Yes, they did it again, they raised the price of my grande coffee $ .15
Hey, they didn’t go up a nickel or even a dime. They increased it by $ .15.
The amount got me thinking about a basic principle of raising a price that I talk about in my book, High-Profit Selling: Win the Sale Without Compromising on Price.
The principle is if you’re going to increase your price, take it all and take it at one time. Don’t dink around and take a minimal amount. Your customers simply aren’t going to appreciate when you come back months later and ask for another increase, all because your first one simply wasn’t enough.
Let’s look at the Starbucks increase. Did I notice it? Yes, but after paying it a couple of times, it is no longer an issue in my mind.
If they had decided to increase it a nickel, I might not have noticed it but even if I had, my feeling would be the same. Gee, there goes Starbucks increasing their prices again.
Increasing my coffee by $ .15 allows them to not have to come back anytime soon and do it again.

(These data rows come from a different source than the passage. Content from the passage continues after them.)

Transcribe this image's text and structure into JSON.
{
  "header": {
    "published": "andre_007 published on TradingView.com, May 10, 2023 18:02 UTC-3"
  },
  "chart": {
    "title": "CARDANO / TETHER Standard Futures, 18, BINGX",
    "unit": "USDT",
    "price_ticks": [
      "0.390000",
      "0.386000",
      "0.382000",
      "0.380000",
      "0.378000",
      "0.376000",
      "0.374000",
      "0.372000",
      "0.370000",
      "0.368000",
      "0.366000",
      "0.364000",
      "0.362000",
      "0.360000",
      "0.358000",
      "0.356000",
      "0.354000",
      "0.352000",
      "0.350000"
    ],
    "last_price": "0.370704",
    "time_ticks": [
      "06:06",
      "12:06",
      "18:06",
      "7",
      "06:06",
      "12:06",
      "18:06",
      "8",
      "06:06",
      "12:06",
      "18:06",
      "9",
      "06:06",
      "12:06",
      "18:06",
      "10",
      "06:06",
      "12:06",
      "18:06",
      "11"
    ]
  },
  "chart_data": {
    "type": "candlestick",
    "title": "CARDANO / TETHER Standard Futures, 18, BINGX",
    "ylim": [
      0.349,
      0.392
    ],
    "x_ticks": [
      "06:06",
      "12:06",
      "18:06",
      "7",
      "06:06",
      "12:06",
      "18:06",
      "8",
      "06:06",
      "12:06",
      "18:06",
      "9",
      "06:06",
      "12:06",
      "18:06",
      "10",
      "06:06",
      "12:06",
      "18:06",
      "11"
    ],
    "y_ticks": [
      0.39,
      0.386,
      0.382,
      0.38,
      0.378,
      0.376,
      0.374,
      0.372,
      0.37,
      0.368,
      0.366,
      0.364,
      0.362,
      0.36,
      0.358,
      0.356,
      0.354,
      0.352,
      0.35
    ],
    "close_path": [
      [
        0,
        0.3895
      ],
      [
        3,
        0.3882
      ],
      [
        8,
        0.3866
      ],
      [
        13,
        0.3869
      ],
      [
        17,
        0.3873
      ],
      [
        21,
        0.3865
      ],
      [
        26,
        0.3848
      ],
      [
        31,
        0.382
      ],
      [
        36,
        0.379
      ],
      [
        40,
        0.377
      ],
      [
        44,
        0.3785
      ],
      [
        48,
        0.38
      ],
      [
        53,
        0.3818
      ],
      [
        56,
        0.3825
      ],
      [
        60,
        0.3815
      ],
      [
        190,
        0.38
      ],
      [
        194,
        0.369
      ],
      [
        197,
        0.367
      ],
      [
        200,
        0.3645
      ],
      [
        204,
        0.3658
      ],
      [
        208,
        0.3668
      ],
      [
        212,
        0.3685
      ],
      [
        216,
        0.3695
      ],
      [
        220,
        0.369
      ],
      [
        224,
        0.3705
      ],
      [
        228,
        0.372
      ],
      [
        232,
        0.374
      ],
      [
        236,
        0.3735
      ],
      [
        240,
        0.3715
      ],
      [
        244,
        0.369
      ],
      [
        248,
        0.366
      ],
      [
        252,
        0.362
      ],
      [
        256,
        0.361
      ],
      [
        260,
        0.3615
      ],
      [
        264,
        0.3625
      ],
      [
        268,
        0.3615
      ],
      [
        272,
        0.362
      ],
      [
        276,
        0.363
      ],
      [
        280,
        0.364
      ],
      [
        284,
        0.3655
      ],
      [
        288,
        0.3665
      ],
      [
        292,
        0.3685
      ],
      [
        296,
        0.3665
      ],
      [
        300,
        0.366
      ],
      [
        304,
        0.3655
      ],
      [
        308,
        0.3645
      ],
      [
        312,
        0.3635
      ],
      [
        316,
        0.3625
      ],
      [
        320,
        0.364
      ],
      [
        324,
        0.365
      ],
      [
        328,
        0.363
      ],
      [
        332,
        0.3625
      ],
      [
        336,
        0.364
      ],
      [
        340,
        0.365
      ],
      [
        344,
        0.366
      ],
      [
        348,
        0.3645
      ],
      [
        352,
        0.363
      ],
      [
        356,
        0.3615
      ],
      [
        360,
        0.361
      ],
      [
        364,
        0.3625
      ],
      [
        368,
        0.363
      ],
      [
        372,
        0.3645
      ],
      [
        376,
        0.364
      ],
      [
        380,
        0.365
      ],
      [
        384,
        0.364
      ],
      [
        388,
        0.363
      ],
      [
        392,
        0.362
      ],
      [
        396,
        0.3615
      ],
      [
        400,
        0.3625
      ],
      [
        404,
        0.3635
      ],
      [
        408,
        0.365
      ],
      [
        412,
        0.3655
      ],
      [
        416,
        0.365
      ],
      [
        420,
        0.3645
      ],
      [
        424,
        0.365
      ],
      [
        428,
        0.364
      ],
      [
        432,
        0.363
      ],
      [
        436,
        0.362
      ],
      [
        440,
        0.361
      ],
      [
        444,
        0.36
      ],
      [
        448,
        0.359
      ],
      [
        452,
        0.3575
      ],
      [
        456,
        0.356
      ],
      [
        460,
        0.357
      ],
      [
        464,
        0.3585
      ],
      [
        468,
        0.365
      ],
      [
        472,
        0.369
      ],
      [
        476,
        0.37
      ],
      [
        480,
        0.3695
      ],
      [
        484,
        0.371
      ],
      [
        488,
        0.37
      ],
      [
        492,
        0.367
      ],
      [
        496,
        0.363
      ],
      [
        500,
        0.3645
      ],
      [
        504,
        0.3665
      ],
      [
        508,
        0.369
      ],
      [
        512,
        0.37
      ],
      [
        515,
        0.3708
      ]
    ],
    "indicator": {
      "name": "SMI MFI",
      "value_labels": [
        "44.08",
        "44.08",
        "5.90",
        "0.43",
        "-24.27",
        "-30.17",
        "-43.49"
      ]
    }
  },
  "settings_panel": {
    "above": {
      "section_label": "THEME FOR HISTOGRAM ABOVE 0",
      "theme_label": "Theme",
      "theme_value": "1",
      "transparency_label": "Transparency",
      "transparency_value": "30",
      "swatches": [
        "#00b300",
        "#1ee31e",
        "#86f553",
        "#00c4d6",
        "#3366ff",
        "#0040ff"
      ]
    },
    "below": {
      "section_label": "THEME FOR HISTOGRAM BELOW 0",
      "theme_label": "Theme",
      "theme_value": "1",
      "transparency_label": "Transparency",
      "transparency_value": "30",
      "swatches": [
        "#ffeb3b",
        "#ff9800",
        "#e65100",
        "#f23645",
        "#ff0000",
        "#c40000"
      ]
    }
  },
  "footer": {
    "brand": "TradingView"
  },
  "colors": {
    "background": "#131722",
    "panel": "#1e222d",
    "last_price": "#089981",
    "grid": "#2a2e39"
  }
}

The beauty is it’s a one-time hurdle for them to jump, and after they’ve jumped it, they get to keep all of the increased revenue.
Do they risk losing some sales with the increase?
Sure they do, but the increase in their variable profit with those that still buy will more than offset the minimal loss from those who choose not to buy.
The other way Starbucks covers themselves is by giving the customer options.
I may always order the grande, but if I’m upset with the price, I could always go with a smaller size. Yes, it’s still at a higher price, but I come away feeling I’ve been able to manage the increase.
What is the learning we can take away?
When it’s time to take an increase, push the upper limits — while at the same time providing your customer with options.